Thirty-six people working for ING Investment Management will lose their jobs at the end of the month following the takeover by UBS Global Asset Management (Australia) Ltd., say two people familiar with the matter.
The 36 people will leave ING Investment Management by September 30, say the sources, who spoke on condition of anonymity. UBS will formally take control of ING Investment Management on October 4. ING Investment currently employs 120 people.
“There are a lot of cost pressures in the UBS business,” says one of the sources, referring to the $2.3 billion trading loss suffered by the bank. “The drive is to increase scale without increasing costs.”

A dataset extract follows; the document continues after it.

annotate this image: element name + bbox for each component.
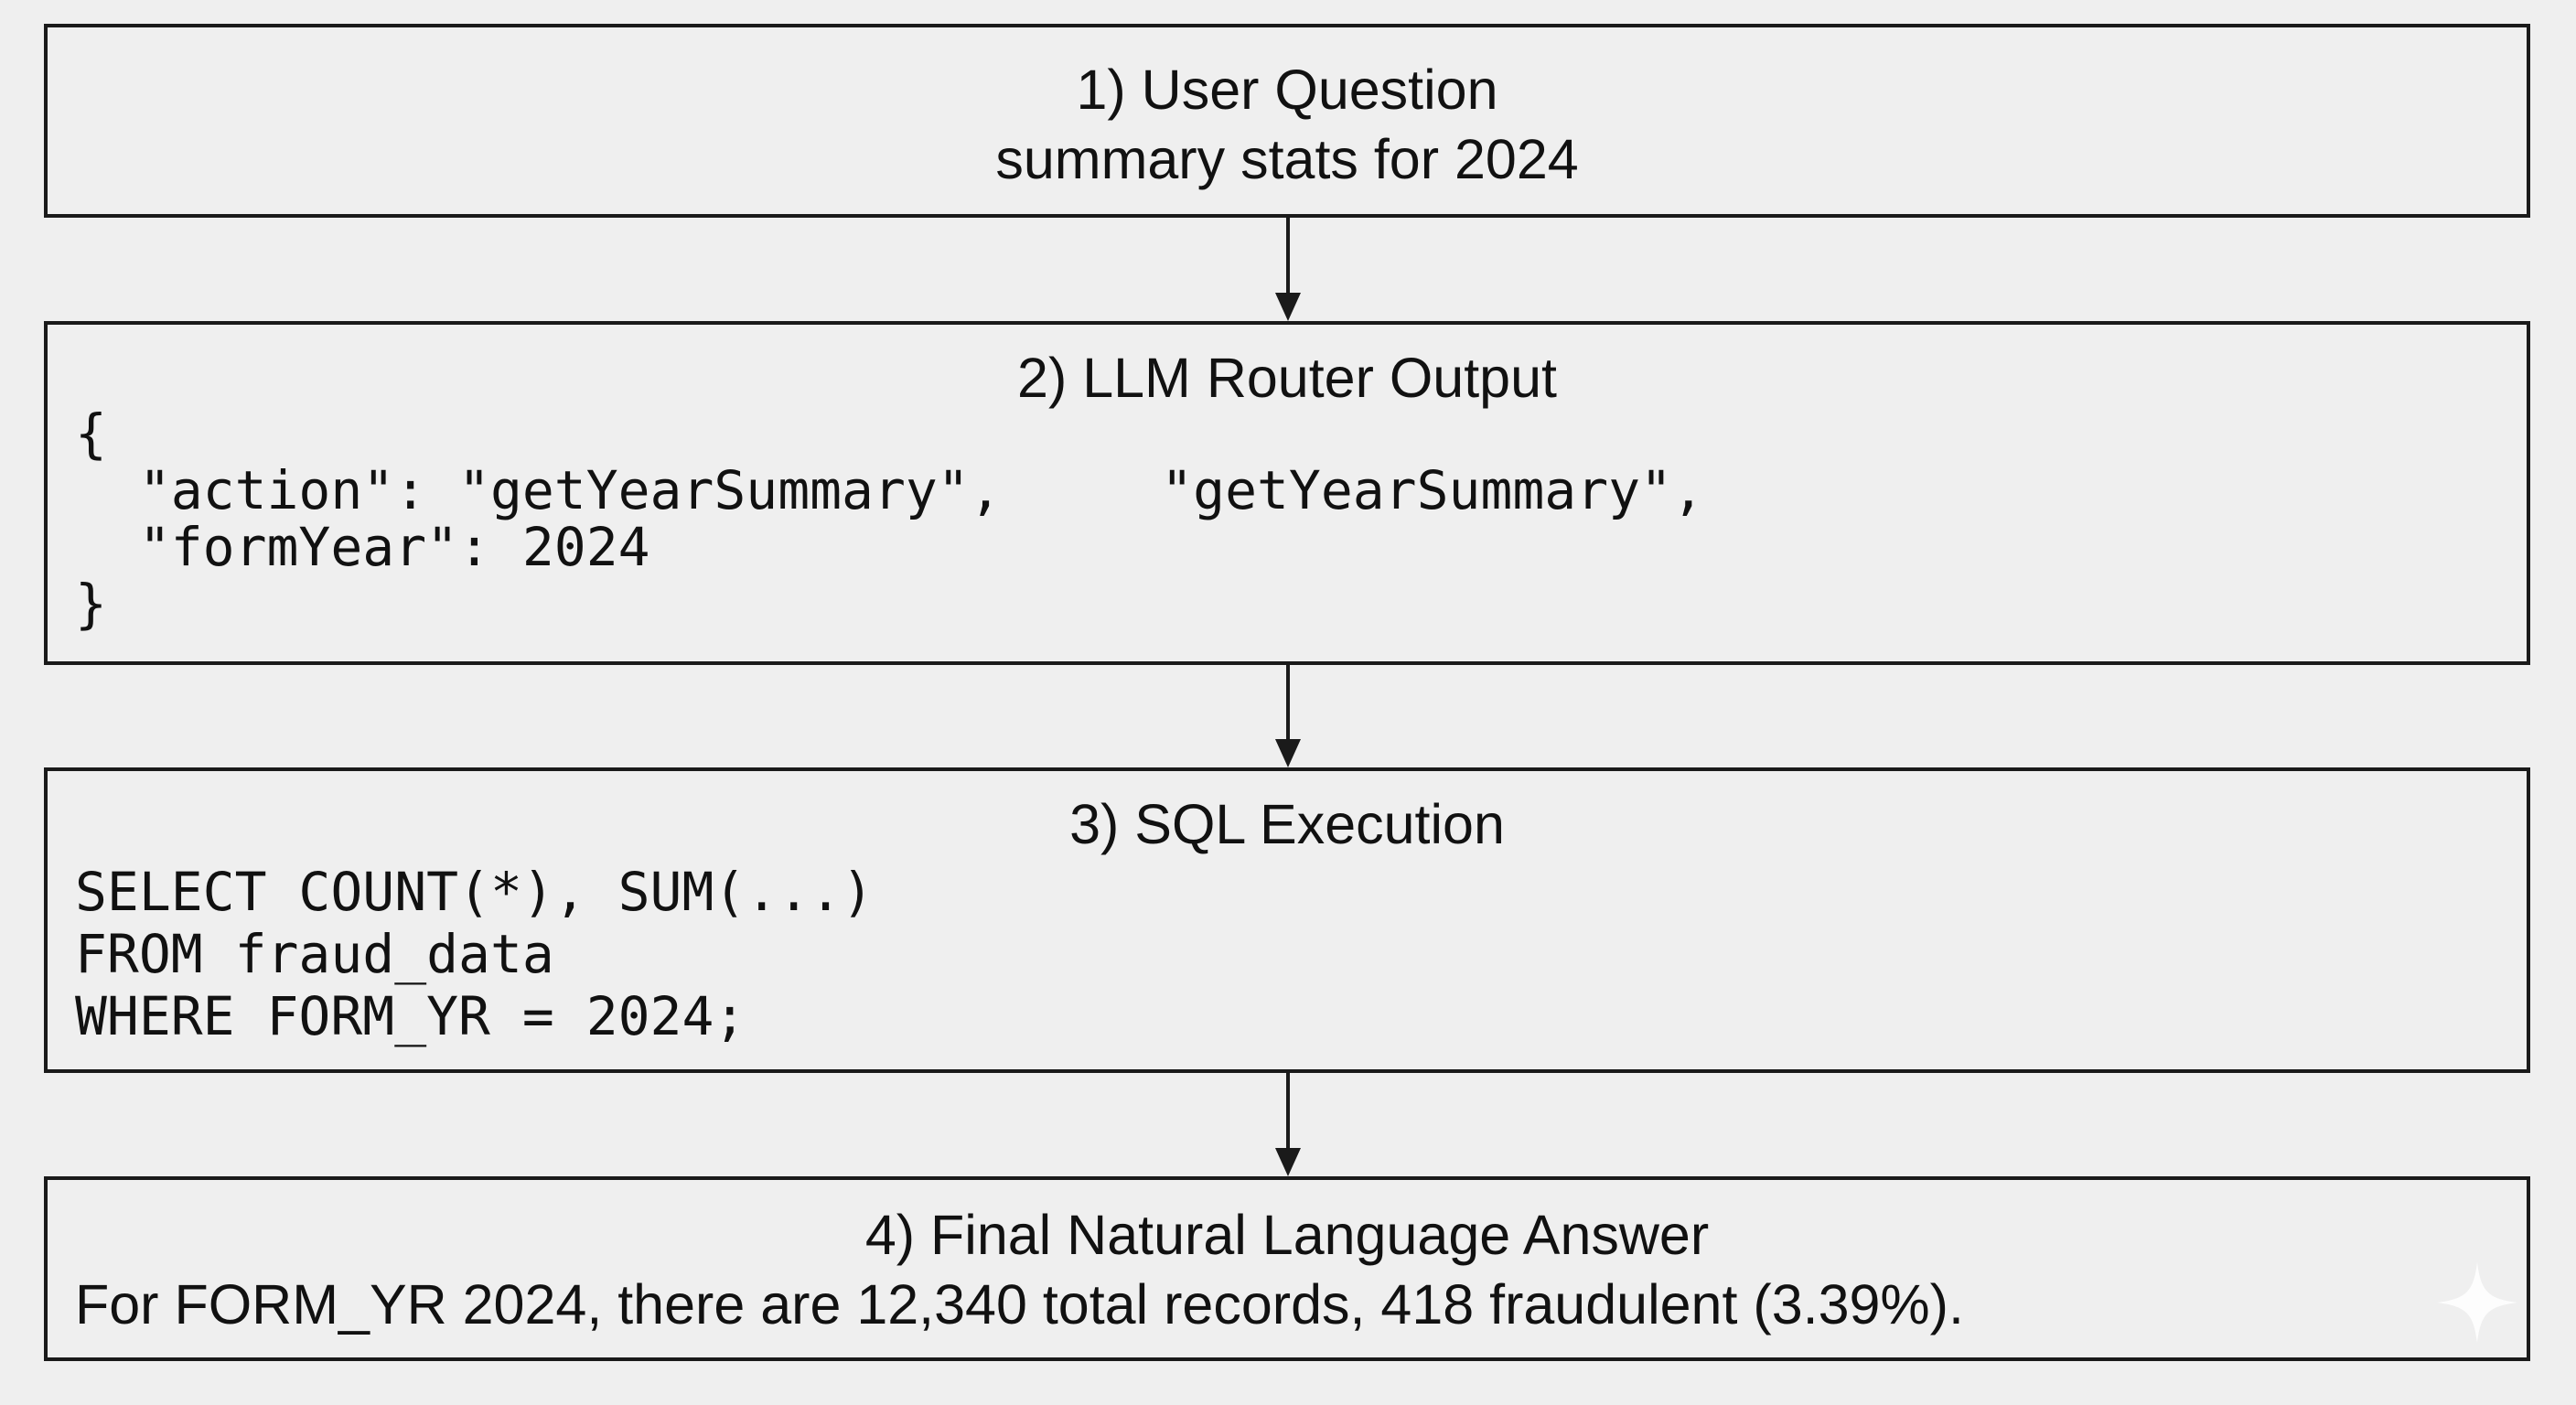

UBS declined to comment. Ben Heap, head of UBS Global Asset Management (Australia) Ltd., said in July it was unlikely that all ING Investment staff would join UBS but that retaining key personnel was “critical”.

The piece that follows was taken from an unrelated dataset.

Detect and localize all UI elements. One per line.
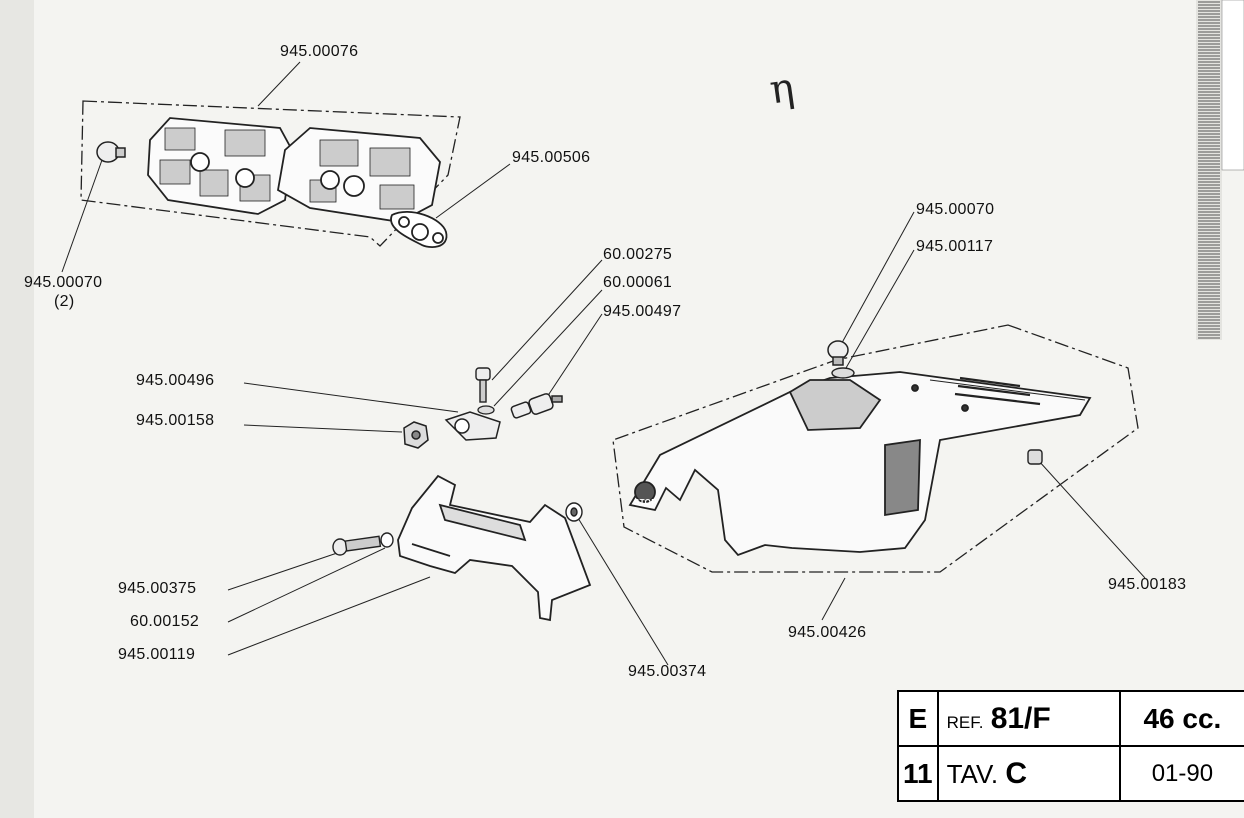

UBS purchased ING Investment because of its relationship with Australian individual investors – a market the Zurich-based UBS is yet to crack.
ING Investment manages about $34 billion, of which about $29 billion is sourced from ANZ, mostly from individual investors.
Some in the ING investment team are weighing whether to start their own business, says one of the sources. UBS insists that the investment team will stay at the integrated firm with the ING Investment team managing money for its existing clients and UBS Asset Management managing money for its existing customers.
By the first quarter next year the two investment teams will be integrated, says a source.
UBS has 90 investment management staff in Australia and New Zealand. The ING Investment Management takeover will bolster its funds under management to about $57 billion.